Exploring the History of Black Women's Mental Health Organising in Britain from the 1970s - Present Day

Lead Research Organisation: University of Roehampton
Department Name: Humanities

Abstract

This project will explore Black women's mental health campaigning and how they perceived their impact on social movements since the 1970s. It will address what challenges and opportunities did Black women mental health organisers face and how they were able to mobilise along lines of gender, ethnicity, sexuality, class and political ideology. The project will result in the first in-depth account of Black women's mental health activism in Britain. My research outcomes will include an engagement with the local organising community. Black women are largely absent in the historical and sociological literature on social change, specifically health activism and feminism. Their collective agency has also been overlooked in the literature on psychiatry and social movements. It will offer new perspectives on how Black women could undertake critical political analyses and turn them into praxis.
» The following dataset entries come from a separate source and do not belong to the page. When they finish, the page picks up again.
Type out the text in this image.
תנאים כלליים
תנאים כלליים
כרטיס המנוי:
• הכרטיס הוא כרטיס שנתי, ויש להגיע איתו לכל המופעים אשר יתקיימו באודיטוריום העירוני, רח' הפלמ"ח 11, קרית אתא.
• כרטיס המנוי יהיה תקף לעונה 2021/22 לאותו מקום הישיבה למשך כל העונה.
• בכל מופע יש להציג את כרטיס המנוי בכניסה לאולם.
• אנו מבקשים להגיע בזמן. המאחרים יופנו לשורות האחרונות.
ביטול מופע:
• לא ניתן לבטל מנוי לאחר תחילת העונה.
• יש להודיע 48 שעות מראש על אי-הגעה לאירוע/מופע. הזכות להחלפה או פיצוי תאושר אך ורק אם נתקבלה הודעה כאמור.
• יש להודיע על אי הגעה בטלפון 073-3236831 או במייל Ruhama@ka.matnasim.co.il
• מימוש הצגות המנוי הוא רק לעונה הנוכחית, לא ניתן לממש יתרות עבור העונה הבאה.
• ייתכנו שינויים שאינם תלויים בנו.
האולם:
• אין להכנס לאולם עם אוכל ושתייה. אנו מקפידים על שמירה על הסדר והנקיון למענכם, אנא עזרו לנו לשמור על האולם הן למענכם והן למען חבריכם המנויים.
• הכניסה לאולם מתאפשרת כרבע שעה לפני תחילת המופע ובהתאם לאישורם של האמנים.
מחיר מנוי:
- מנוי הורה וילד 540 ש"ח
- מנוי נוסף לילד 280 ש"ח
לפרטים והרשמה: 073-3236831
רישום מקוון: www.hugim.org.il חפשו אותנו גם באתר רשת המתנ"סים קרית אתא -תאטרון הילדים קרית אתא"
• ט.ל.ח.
The project is at its core innovative and experimental in using previously under explored archival collections in conjunction with the people who produced them and thus provides a unique insight into Black women's community organising in general. The thesis will encompass written and oral archival literature, grey literature and those produced by Black mental health campaigners in the UK. This projects collaboration with the BCA and local community organisers will inform the research on how the archival material has the potential of providing important implications for coalition building amongst activist groups today.